When decay reaches under the gum line, a crown lengthening procedure can reposition the gum tissue further away from the biting surface of the tooth, so the cavity can be filled. It can also be used to treat other dental conditions—for example, to restore a tooth that is broken near the gum line or place a crown or bridge on teeth that have too little healthy tooth structure remaining. A prosthetic crown (sometimes called a cap) will not attach properly if there is not enough tooth surface to hold onto.  An ill-fitting crown may damage gum tissue, resulting in eventual bone loss, or permit decay to occur under the crown, leading to more significant dental problems.

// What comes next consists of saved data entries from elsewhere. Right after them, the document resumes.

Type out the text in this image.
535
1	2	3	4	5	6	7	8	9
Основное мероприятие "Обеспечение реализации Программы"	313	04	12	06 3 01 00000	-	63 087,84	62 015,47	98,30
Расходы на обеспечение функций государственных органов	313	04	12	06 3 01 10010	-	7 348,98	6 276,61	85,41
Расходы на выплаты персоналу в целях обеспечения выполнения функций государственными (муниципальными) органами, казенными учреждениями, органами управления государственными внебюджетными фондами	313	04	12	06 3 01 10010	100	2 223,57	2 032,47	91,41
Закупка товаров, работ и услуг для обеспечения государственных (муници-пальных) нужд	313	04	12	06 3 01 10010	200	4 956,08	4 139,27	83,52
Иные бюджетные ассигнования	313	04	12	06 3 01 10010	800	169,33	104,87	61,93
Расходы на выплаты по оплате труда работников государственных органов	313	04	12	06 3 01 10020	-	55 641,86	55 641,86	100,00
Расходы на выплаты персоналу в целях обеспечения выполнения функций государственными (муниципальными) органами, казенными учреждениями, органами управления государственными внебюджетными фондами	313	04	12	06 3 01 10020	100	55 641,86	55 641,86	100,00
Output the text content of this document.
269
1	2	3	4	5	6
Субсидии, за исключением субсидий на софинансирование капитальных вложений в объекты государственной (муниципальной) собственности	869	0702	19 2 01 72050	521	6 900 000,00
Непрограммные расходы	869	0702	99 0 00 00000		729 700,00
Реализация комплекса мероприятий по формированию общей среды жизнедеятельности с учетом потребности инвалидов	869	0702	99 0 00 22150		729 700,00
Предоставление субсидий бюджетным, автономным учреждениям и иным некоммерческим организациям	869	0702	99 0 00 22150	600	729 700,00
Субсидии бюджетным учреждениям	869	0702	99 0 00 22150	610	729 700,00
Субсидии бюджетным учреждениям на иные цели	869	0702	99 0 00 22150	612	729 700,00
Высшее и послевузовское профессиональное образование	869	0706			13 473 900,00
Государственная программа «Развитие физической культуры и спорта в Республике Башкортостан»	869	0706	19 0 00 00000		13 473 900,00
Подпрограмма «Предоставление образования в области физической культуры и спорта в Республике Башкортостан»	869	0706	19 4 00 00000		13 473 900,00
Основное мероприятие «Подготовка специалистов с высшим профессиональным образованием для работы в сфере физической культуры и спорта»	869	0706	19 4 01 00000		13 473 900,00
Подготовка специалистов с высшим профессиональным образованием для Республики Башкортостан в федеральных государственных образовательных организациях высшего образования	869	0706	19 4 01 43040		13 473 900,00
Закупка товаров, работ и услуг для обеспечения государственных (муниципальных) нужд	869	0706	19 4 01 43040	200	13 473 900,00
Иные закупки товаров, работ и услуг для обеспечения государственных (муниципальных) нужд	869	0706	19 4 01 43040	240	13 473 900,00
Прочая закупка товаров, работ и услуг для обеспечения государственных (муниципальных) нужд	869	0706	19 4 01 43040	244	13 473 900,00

In addition to dental restorations, crown lengthening is popular in cosmetic dentistry. This procedure—sometimes called a “gum lift”—can improve aesthetics for people who feel that their teeth are too short, or that too much gum tissue shows when they smile. Having an uneven gum line can also make even straight teeth appear irregular. By changing the visible gum-to-tooth ratio and gum contour, crown lengthening can greatly improve a “gummy” smile, make teeth appear longer and straighter, and improve symmetry. Adjusting the gum line for a better smile is not always a purely cosmetic endeavor: When there is too much gum tissue, an individual can be more susceptible to gum infections.

Crown lengthening is performed by some general dentists, but is more commonly referred to periodontists: dentists who specialize in treatment of the gums and other supporting structures of the teeth. The procedure is typically done in a dental office using the kind of local anesthesia you might get for a normal tooth filling, sometimes in combination with a sedative medication.

After anesthesia, your dentist begins the procedure by making small incisions in the gum, which allows a tiny “flap” of tissue to be lifted out of the way. The underlying bone tissue is reshaped to properly support the gum tissue in its improved position. The flap of tissue is then repositioned and sutured into place, following the contours of the gum line. This exposes sufficient tooth surface to reestablish the proper size of the teeth for an appealing and very natural look.

Crown lengthening, like all types of minor surgery, has accompanying risks such as bleeding and infection. Your dentist will give you post-operative instructions to minimize these risks. For the first few days after the procedure, your dentist may advise you to stick to soft food, avoid vigorous physical activity and use an ice pack when needed. You may need a prescription or over-the-counter pain reliever, and you may be prescribed an antibiotic to reduce the chance of infection. The initial soreness you may experience will decrease in a few days.

If tooth restoration is necessary, it will not happen on the same day as crown lengthening. First, the gums will be allowed to heal for 6-12 weeks. This helps ensure that the gums are in their final position so the tooth restoration will look natural.

The crown lengthening procedure is considered irreversible, since it usually involves removing some bone. For this reason, it is important to consider and discuss all current and future treatment options.

Whether it’s done for functional reasons (to help restore your oral health), or aesthetic reasons (to improve appearance), crown lengthening can save a tooth—or even save your smile. If you are wondering whether it could be right for you, ask your general dentist or periodontist.